March Madness: Building a Winning Bracket

Photo of Nathaniel Slavin By: Nathaniel Slavin

If we could create a “client service” tournament, with each round determining winners and losers in the quest for delivering highly valued and differentiated client service, most partners at law firms would lose in the early rounds.

At the beginning and end of every year, we observe law firms move their focus from external activities to internal: collections, partner reviews and comp. Sometime around mid-February, firms begin to focus on the year already started. For those who fall prey to this cycle, here are the round-by-round best practices to keep an eye on the proverbial prize:

Round of 64: Avoiding an Upset

When asking clients which firms stand out from a service perspective, the conversation always shifts from firm to lawyer, and the client often starts praising the small boutique firm that does everything right and has a lock on certain work. Those firms are filled with lawyers who have the expertise but never stop communicating with clients about their needs. Those lawyers are nimble and win by knowing exactly what the clients want and then delivering.

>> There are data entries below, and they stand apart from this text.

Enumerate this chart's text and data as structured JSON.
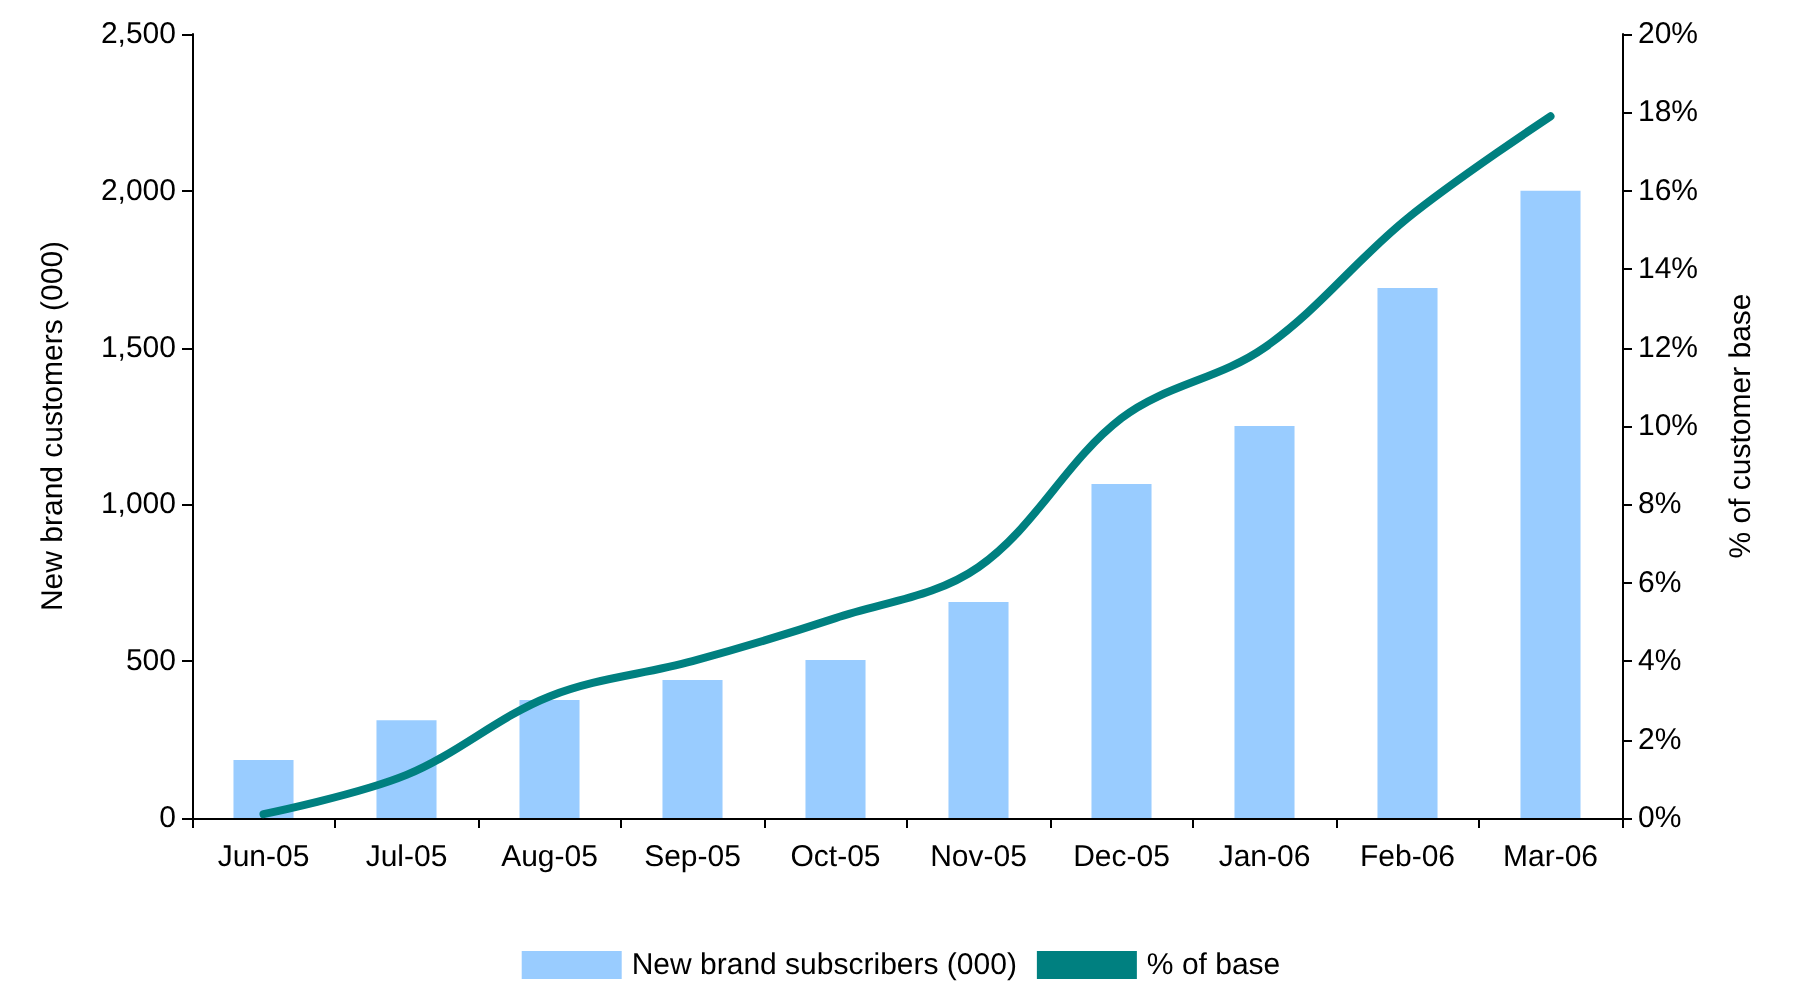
{
  "chart_data": {
    "type": "bar",
    "ylabel": "New brand customers (000)",
    "y2label": "% of customer base",
    "categories": [
      "Jun-05",
      "Jul-05",
      "Aug-05",
      "Sep-05",
      "Oct-05",
      "Nov-05",
      "Dec-05",
      "Jan-06",
      "Feb-06",
      "Mar-06"
    ],
    "series": [
      {
        "name": "New brand subscribers (000)",
        "color": "#99ccff",
        "values": [
          185,
          312,
          376,
          440,
          504,
          689,
          1065,
          1250,
          1690,
          2000
        ]
      },
      {
        "name": "% of base",
        "type": "line",
        "axis": "y2",
        "color": "#008080",
        "marker": "none",
        "line_style": "solid",
        "values": [
          0.1,
          1.1,
          3.1,
          4.0,
          5.1,
          6.4,
          10.2,
          12.0,
          15.3,
          17.9
        ]
      }
    ],
    "ylim": [
      0,
      2500
    ],
    "yticks": [
      {
        "value": 0,
        "label": "0"
      },
      {
        "value": 500,
        "label": "500"
      },
      {
        "value": 1000,
        "label": "1,000"
      },
      {
        "value": 1500,
        "label": "1,500"
      },
      {
        "value": 2000,
        "label": "2,000"
      },
      {
        "value": 2500,
        "label": "2,500"
      }
    ],
    "y2lim": [
      0,
      20
    ],
    "y2ticks": [
      {
        "value": 0,
        "label": "0%"
      },
      {
        "value": 2,
        "label": "2%"
      },
      {
        "value": 4,
        "label": "4%"
      },
      {
        "value": 6,
        "label": "6%"
      },
      {
        "value": 8,
        "label": "8%"
      },
      {
        "value": 10,
        "label": "10%"
      },
      {
        "value": 12,
        "label": "12%"
      },
      {
        "value": 14,
        "label": "14%"
      },
      {
        "value": 16,
        "label": "16%"
      },
      {
        "value": 18,
        "label": "18%"
      },
      {
        "value": 20,
        "label": "20%"
      }
    ],
    "grid": false,
    "legend": "bottom"
  }
}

Round of 32: Bringing the Bench

Too often we hear from clients who would love to expand the relationship but are not being courted. Partners fail to recognize areas of need at the client and then introduce those at the firm who would be a good fit to help solve the problem. Those outside counsel who are proactive in “looking around corners” and not just reacting to work being assigned will always hear about latent needs where other firms are underperforming or new needs that are a natural fit. Having regular off-the-clock conversations (including asking the simple question, “What are your biggest challenges in the next six months?”) can then bring the right resources into the relationship.

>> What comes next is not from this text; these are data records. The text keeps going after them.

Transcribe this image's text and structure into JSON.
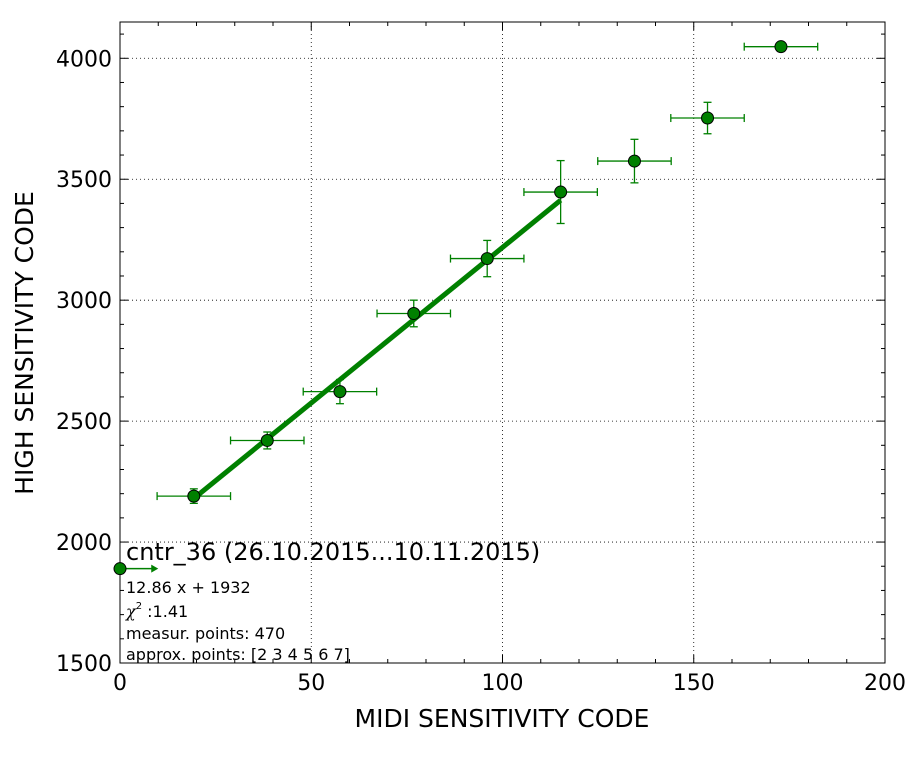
{
  "chart_data": {
    "type": "scatter",
    "xlabel": "MIDI SENSITIVITY CODE",
    "ylabel": "HIGH SENSITIVITY CODE",
    "xlim": [
      0,
      200
    ],
    "ylim": [
      1500,
      4150
    ],
    "x_ticks": [
      "0",
      "50",
      "100",
      "150",
      "200"
    ],
    "y_ticks": [
      "1500",
      "2000",
      "2500",
      "3000",
      "3500",
      "4000"
    ],
    "x_tick_values": [
      0,
      50,
      100,
      150,
      200
    ],
    "y_tick_values": [
      1500,
      2000,
      2500,
      3000,
      3500,
      4000
    ],
    "grid": true,
    "grid_style": "dotted",
    "marker_color": "#008000",
    "fit_color": "#008000",
    "points": [
      {
        "x": 19.3,
        "y": 2190,
        "xerr": 9.6,
        "yerr": 30
      },
      {
        "x": 38.5,
        "y": 2420,
        "xerr": 9.6,
        "yerr": 35
      },
      {
        "x": 57.5,
        "y": 2622,
        "xerr": 9.6,
        "yerr": 50
      },
      {
        "x": 76.8,
        "y": 2945,
        "xerr": 9.6,
        "yerr": 55
      },
      {
        "x": 96.0,
        "y": 3172,
        "xerr": 9.6,
        "yerr": 75
      },
      {
        "x": 115.2,
        "y": 3447,
        "xerr": 9.6,
        "yerr": 130
      },
      {
        "x": 134.5,
        "y": 3575,
        "xerr": 9.6,
        "yerr": 90
      },
      {
        "x": 153.6,
        "y": 3753,
        "xerr": 9.6,
        "yerr": 65
      },
      {
        "x": 172.8,
        "y": 4048,
        "xerr": 9.6,
        "yerr": 0
      }
    ],
    "fit": {
      "slope": 12.86,
      "intercept": 1932,
      "x_range": [
        19.3,
        115.2
      ]
    },
    "legend": {
      "series_label": "cntr_36 (26.10.2015...10.11.2015)",
      "equation": "12.86 x + 1932",
      "chi2_symbol": "χ",
      "chi2_exp": "2",
      "chi2_value": " :1.41",
      "measur_points": "measur. points: 470",
      "approx_points": "approx. points: [2 3 4 5 6 7]",
      "marker_point": {
        "x": 0,
        "y": 1890
      },
      "marker_arrow_to": 10
    }
  }
}
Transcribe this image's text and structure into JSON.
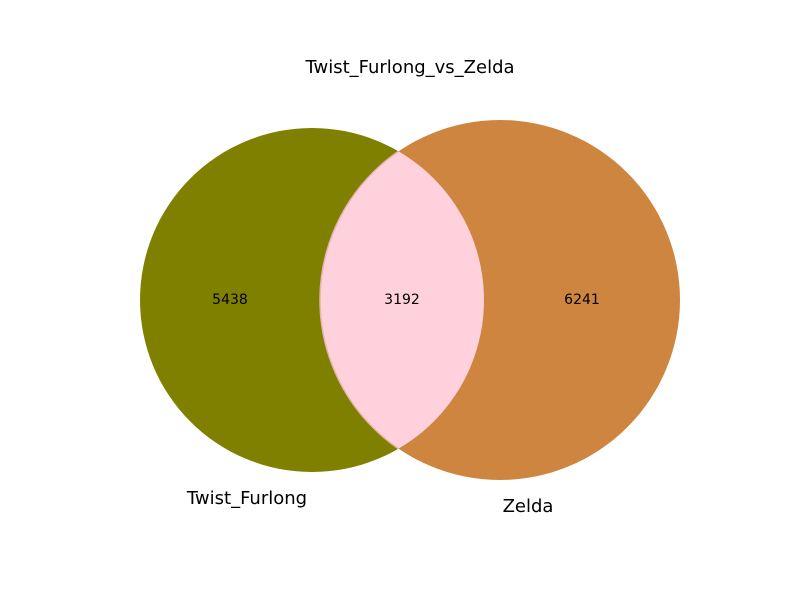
{
  "chart_data": {
    "type": "venn",
    "title": "Twist_Furlong_vs_Zelda",
    "sets": [
      {
        "name": "Twist_Furlong",
        "only_count": "5438",
        "color": "#808000"
      },
      {
        "name": "Zelda",
        "only_count": "6241",
        "color": "#cd853f"
      }
    ],
    "intersection": {
      "count": "3192",
      "color": "#ffd1dc"
    }
  }
}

Sweet 16: Learning From the Last Round

Lawyers spends their entire careers continually learning about their areas of expertise. But the best rainmakers and most sought-after lawyers always take the time to debrief with clients and colleagues after deals or engagements to deconstruct what went well, where improvements could be made and what adjustments will best serve the clients in the future.

Elite 8: Executing New Plays

As competition becomes increasingly fierce, firms cannot just rely on what they have done in the past. They have to reinvest in bringing new solutions and constantly rethink the best ways to serve the client to stave off RFPs and avoid losing market share. It’s not about skill or experience at this point—it’s about the incremental improvements that can be made on a regular basis to meet clients not just where they have been but where they are going.

The Final Four: Putting It All Together

The firms that make it to this level have already done all the above (and more). Chances for success are optimized, the right people are in place and the lawyers and firm are constantly adapting to meet client needs.

The good news for firms is that getting to this level is as far as you ever need to go. Firms that have the infrastructure, culture and discipline to bring the voice of the client to every important decision have become client service champions.